Brady vs. Buckley at welterweight is a different animal entirely. Brady is 18-2, ranked sixth at 170 lbs, and fights in a way that's easy to describe and hard to stop: pressure, clinch work, takedowns, grind. He doesn't give up position. He doesn't make wild decisions. Buckley is 21-7 at ninth in the rankings and operates on a completely different frequency — spinning techniques, unconventional timing, the kind of striking that makes broadcast analysts nervous because they can't always explain why it works. The reach gap is interesting too: Buckley at 76 inches vs. Brady at 72. Four inches doesn't sound like much until someone's trying to close distance and keeps catching elbows on the way in. Brady's plan is clear — get inside, get it dirty, take Buckley down. Buckley's plan is to make sure that's never comfortable. We'd be surprised if this goes to the scorecards. Someone's plan falls apart, probably in the second round, and the finish follows.

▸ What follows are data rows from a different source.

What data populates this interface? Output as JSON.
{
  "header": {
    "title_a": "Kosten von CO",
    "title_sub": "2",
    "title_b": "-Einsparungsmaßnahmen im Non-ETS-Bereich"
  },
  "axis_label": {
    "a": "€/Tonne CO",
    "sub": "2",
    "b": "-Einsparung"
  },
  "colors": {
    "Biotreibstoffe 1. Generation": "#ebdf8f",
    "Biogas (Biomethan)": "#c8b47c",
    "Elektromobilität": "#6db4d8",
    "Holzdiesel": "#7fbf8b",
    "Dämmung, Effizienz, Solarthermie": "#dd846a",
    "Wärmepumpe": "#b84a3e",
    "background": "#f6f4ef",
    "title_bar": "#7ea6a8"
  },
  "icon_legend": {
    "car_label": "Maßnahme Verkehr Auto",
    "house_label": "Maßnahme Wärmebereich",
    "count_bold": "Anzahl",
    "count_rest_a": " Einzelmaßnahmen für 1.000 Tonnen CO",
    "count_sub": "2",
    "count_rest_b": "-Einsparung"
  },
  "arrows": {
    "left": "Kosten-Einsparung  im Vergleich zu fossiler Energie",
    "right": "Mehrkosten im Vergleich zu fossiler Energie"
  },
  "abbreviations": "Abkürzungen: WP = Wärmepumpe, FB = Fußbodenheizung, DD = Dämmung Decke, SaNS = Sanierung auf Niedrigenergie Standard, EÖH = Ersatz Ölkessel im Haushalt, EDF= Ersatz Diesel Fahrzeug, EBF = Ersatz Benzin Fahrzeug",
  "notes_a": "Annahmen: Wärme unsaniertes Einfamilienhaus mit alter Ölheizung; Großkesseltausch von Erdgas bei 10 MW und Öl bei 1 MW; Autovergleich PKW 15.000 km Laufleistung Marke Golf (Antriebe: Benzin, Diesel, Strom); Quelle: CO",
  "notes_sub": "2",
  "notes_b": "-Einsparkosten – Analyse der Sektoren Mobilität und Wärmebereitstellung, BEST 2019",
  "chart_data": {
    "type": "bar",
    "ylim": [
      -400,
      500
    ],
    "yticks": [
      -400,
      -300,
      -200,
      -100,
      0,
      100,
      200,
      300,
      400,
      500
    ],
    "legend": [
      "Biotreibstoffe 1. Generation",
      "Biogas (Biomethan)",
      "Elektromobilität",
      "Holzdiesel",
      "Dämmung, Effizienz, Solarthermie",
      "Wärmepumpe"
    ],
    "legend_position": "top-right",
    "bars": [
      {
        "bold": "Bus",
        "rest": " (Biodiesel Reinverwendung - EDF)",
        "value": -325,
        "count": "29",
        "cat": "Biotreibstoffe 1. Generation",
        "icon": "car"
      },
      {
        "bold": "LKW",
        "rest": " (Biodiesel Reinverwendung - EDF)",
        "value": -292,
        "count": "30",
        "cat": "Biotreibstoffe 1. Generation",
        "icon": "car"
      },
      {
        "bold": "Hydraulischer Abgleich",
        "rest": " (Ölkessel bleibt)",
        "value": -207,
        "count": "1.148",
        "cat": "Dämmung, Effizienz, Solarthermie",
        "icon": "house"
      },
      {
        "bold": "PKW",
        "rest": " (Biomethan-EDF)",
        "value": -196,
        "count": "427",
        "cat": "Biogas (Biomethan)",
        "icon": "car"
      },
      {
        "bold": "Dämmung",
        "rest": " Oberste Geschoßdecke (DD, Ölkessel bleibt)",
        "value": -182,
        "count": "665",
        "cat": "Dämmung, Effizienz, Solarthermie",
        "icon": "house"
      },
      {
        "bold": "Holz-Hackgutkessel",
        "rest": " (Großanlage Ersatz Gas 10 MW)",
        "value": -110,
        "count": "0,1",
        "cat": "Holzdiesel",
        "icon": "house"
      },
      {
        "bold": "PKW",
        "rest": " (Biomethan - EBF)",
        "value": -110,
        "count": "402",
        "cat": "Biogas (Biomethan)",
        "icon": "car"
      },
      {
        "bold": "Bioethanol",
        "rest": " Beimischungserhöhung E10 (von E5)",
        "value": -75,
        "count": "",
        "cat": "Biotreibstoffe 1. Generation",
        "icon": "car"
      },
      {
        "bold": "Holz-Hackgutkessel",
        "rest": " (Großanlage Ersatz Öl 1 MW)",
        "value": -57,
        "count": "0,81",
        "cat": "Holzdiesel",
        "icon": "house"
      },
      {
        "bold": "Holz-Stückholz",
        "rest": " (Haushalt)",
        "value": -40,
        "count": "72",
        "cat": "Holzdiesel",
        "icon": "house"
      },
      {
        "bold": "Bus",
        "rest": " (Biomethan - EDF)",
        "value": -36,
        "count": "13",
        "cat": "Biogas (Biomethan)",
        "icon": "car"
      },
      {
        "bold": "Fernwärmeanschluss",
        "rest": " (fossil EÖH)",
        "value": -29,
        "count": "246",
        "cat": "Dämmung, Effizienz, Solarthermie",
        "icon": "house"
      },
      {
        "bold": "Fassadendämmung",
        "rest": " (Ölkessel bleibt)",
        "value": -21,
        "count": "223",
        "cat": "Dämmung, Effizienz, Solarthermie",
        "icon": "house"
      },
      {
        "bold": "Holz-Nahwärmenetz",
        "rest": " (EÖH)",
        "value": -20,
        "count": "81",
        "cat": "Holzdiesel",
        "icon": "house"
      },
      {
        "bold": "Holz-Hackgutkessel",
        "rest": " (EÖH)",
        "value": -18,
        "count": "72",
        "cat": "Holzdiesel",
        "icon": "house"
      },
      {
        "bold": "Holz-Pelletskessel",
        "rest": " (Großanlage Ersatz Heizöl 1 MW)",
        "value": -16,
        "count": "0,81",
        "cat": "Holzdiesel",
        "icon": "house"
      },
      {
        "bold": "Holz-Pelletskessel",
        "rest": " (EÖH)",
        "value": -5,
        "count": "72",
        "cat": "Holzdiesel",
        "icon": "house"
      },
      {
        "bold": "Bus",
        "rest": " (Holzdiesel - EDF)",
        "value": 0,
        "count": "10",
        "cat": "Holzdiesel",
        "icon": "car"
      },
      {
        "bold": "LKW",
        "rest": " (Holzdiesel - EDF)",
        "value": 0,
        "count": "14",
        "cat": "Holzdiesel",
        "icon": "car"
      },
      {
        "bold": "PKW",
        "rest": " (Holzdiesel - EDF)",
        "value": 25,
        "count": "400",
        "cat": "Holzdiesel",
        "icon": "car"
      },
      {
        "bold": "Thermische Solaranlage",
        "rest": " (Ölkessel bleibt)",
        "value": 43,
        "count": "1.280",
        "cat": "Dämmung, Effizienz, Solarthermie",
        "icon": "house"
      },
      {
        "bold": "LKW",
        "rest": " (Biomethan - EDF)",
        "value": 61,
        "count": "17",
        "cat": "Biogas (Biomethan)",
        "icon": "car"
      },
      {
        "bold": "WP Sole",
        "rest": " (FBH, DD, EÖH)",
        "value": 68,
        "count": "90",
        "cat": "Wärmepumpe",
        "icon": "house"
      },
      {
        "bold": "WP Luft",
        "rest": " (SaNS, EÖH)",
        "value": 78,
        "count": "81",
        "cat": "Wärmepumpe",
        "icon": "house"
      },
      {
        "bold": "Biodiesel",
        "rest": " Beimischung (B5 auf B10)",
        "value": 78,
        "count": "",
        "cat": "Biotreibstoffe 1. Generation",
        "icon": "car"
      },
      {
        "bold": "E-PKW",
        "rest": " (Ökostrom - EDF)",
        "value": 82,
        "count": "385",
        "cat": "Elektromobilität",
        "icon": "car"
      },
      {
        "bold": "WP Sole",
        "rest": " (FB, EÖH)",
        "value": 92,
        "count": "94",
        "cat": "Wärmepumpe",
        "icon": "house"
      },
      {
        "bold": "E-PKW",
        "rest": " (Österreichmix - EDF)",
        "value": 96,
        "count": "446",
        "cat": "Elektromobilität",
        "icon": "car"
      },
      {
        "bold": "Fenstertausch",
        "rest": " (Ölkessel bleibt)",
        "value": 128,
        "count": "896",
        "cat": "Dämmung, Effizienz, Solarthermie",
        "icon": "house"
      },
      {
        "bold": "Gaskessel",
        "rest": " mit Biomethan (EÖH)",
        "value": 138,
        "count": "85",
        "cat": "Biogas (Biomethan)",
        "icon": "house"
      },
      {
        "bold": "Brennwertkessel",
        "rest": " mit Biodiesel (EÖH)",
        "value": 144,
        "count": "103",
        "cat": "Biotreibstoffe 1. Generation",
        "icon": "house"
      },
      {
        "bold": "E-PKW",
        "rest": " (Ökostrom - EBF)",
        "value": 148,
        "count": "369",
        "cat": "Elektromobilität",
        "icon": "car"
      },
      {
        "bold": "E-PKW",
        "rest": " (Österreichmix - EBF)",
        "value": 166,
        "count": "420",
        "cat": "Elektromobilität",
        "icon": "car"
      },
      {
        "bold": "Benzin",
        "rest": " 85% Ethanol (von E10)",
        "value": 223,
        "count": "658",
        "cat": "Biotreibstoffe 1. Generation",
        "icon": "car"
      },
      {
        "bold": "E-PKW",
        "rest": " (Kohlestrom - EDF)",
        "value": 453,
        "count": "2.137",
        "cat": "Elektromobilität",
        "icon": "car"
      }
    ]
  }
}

Green vs. Stephens at lightweight is maybe the most straightforward fight to preview and the hardest to actually analyze. Both men are 35. Bobby Green: 34-17-1 NC. Jeremy Stephens: 29-22-0 NC. That's a combined 80-plus professional fights between them, which means basically every trick, every bad habit, every chin check you could imagine has already happened to both of them. Matching 71-inch reach. Matching 155 lbs on the scale. According to UFC 328 data, these two are as physically mirror-image as UFC matchmaking gets. Green has more recent activity and probably arrives in better rhythm. Stephens brings a finishing instinct that doesn't really go away regardless of his record. Old-school fans will know exactly what this fight is. Newer fans might not expect how physical two veterans with nothing left to prove can get. We'd bet on a stoppage somewhere in the first two rounds.

What makes this card worth watching isn't any single fight. It's the range. You've got a title main event where the champion looks unbeatable but the challenger is weird enough to be dangerous. A flyweight title co-main with a striker vs. a grappler who refuses to be finished. A heavyweight swing-fest where both guys have granite chins. A welterweight matchup that's essentially a chess game played with sledgehammers. And a lightweight fight that's pure throwback violence between two guys who genuinely don't care about looking bad if it means landing something clean.

Five bouts, five weight classes, two belts on the line. May 9 is a long night in the best possible way — the kind of card where something goes wrong with someone's perfect plan in basically every single fight, and we get to watch them figure it out in real time.